Mengapa ingin memperdalam Islamisasi ilmu?
Saya anggap itu sebagai tanggung jawab seorang cendekiawan Muslim yang
mau menyumbang bagi bangsanya. Soalnya, kita sebagai umat Muslim harus
belajar Islam dengan baik. Saya memperdalam pelajaran Islam ini sebagai
tanggung jawab pribadi. Agar, bisa menjadi seorang guru yang benar-benar
baik.
Tapi, konsep mengenai Islamisasi ilmu yang dikembangkan di Salman
(Masjid Salman ITB) ini saya pahami kemudian, sebagai usaha pribadi
saya. Karena, sependapat dengan buku yang dibuat oleh salah satu guru
besar di ITB, yaitu Antara Bangsa Pemikiran dan Umat Islam.
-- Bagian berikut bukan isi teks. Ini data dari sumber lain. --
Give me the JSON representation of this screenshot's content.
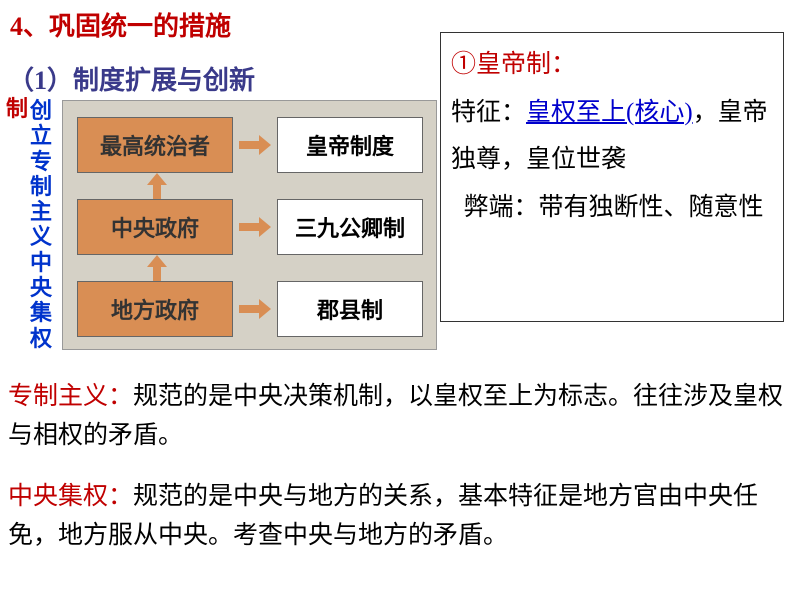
{
  "title": "4、巩固统一的措施",
  "subtitle": "（1）制度扩展与创新",
  "vlabel1": "制",
  "vlabel2": "创立专制主义中央集权",
  "diagram": {
    "bg_color": "#d5d1c6",
    "left_box_color": "#d98e54",
    "right_box_color": "#ffffff",
    "rows": [
      {
        "left": "最高统治者",
        "right": "皇帝制度"
      },
      {
        "left": "中央政府",
        "right": "三九公卿制"
      },
      {
        "left": "地方政府",
        "right": "郡县制"
      }
    ]
  },
  "sidebox": {
    "num": "①",
    "title": "皇帝制：",
    "features_label": "特征：",
    "feature_link": "皇权至上(核心)",
    "feature_tail": "，皇帝独尊，皇位世袭",
    "drawback_label": "弊端：",
    "drawback_text": "带有独断性、随意性"
  },
  "para1": {
    "term": "专制主义：",
    "text": "规范的是中央决策机制，以皇权至上为标志。往往涉及皇权与相权的矛盾。"
  },
  "para2": {
    "term": "中央集权：",
    "text": "规范的是中央与地方的关系，基本特征是地方官由中央任免，地方服从中央。考查中央与地方的矛盾。"
  },
  "colors": {
    "title_color": "#c00000",
    "subtitle_color": "#3a3a8a",
    "link_color": "#0000cc"
  }
}
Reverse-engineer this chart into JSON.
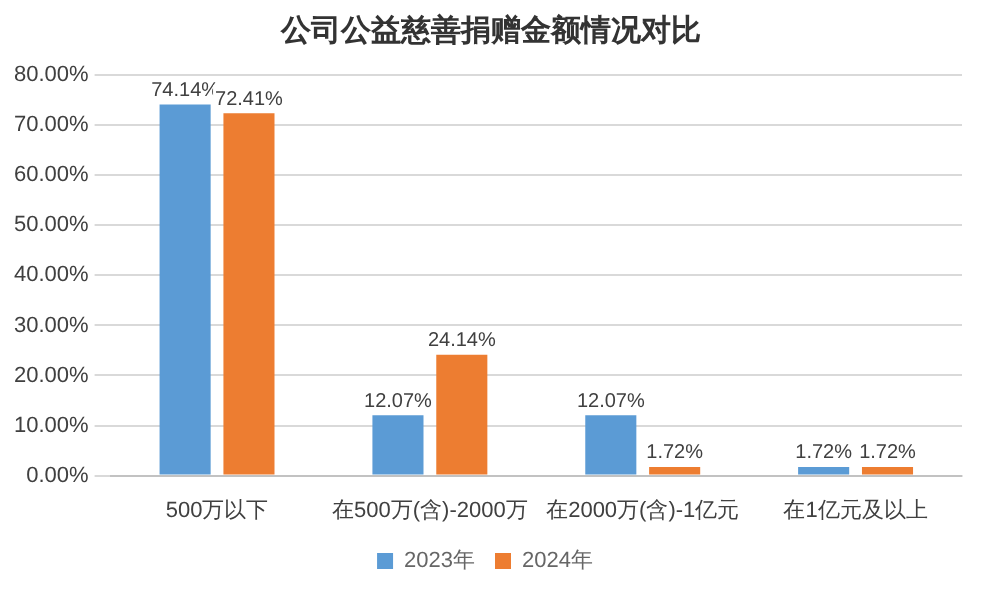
{
  "chart_data": {
    "type": "bar",
    "title": "公司公益慈善捐赠金额情况对比",
    "categories": [
      "500万以下",
      "在500万(含)-2000万",
      "在2000万(含)-1亿元",
      "在1亿元及以上"
    ],
    "series": [
      {
        "name": "2023年",
        "color": "#5b9bd5",
        "values": [
          74.14,
          12.07,
          12.07,
          1.72
        ],
        "value_labels": [
          "74.14%",
          "12.07%",
          "12.07%",
          "1.72%"
        ]
      },
      {
        "name": "2024年",
        "color": "#ed7d31",
        "values": [
          72.41,
          24.14,
          1.72,
          1.72
        ],
        "value_labels": [
          "72.41%",
          "24.14%",
          "1.72%",
          "1.72%"
        ]
      }
    ],
    "ylim": [
      0,
      80
    ],
    "yticks": [
      {
        "value": 0,
        "label": "0.00%"
      },
      {
        "value": 10,
        "label": "10.00%"
      },
      {
        "value": 20,
        "label": "20.00%"
      },
      {
        "value": 30,
        "label": "30.00%"
      },
      {
        "value": 40,
        "label": "40.00%"
      },
      {
        "value": 50,
        "label": "50.00%"
      },
      {
        "value": 60,
        "label": "60.00%"
      },
      {
        "value": 70,
        "label": "70.00%"
      },
      {
        "value": 80,
        "label": "80.00%"
      }
    ],
    "grid": "y",
    "legend": "bottom"
  }
}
Konsepnya Islamisasi ilmu ini berbeda dengan Arabisasi? Bisa Anda
jelaskan?
Memang, Islam bermula dari kandungan bahasa Arab. Islam adalah agama
yang alami, bisa masuk ke seluruh dunia, bangsa, dan bahasa. Untuk
setiap bangsa yang ingin memahami agama Islam, memang harus memahami
bahasa Arab saat mempelajari kandungan ayat Alquran. Tapi, Islamisasi
bukan Arabisasi. Islamisasi tidak sama dengan pengaraban. Walaupun untuk
mengamalkan Islam tidak jauh dari budaya Arab, tapi bukan berarti budaya
Arab yang dipahami itu Islam.

Jadi, maksudnya Islamisasi ilmu itu bagaimana?
Kita bisa memberdayakan bahasa dan budaya lokal. Tanpa harus berbudaya
sama dengan Arab, kita bisa mengangkat aspek-aspek budaya lokal ke
tingkat yang lebih tinggi. Tentunya, dalam kerangka pandangan alam,
akhlak, dan undang-undang Islam itu. Contoh, kalau Islam datang ke
budaya lain, memang kosakata Arab dimasukkan, misalnya, istilah Allah,
nabi, kitab, kertas, akal, zikir, dan pikir.
Tapi, Islam tidak menghapuskan bahasa-bahasa lokal. Bahkan, mengekalkan
bahasa lokal dan mengangkat ke taraf yang lebih tinggi. Misalnya, surga,
neraka, pahala, guru, asrama, jiwa, dan budi, itu semua bahasa Hindu dan
Budha. Tapi, Islam memasukkan pada kerangka alam bahkan mengangkat kata
itu lebih tinggi sebagai makna baru.

Selain bukan Arabisasi, menurut Anda Islamisasi ilmu juga bukan
anti-Barat?
Islamisasi ilmu tidak berbeda dengan menolak budaya Barat. Tapi,
Islamisasi ilmu justru memasukkan berbagai hal penting di budaya Barat
ke dalam pandangan kita. Tentunya, harus dalam rangka membentuk akhlak
dan syariat Islami.
Misalnya, dalam demokrasi kan ada asas kemanusiaan. Hak asasi manusia
(HAM) sebenarnya datang dari Barat. Namun, dalam mengaplikasikan HAM
tetap harus sesuai dengan Islam. Contohnya, keadilan pada wanita dalam
Islam berpikirnya dalam kerangka keluarga. Namun, bagi Barat keadilan
untuk wanita tidak berpikir dalam kerangka keluarga.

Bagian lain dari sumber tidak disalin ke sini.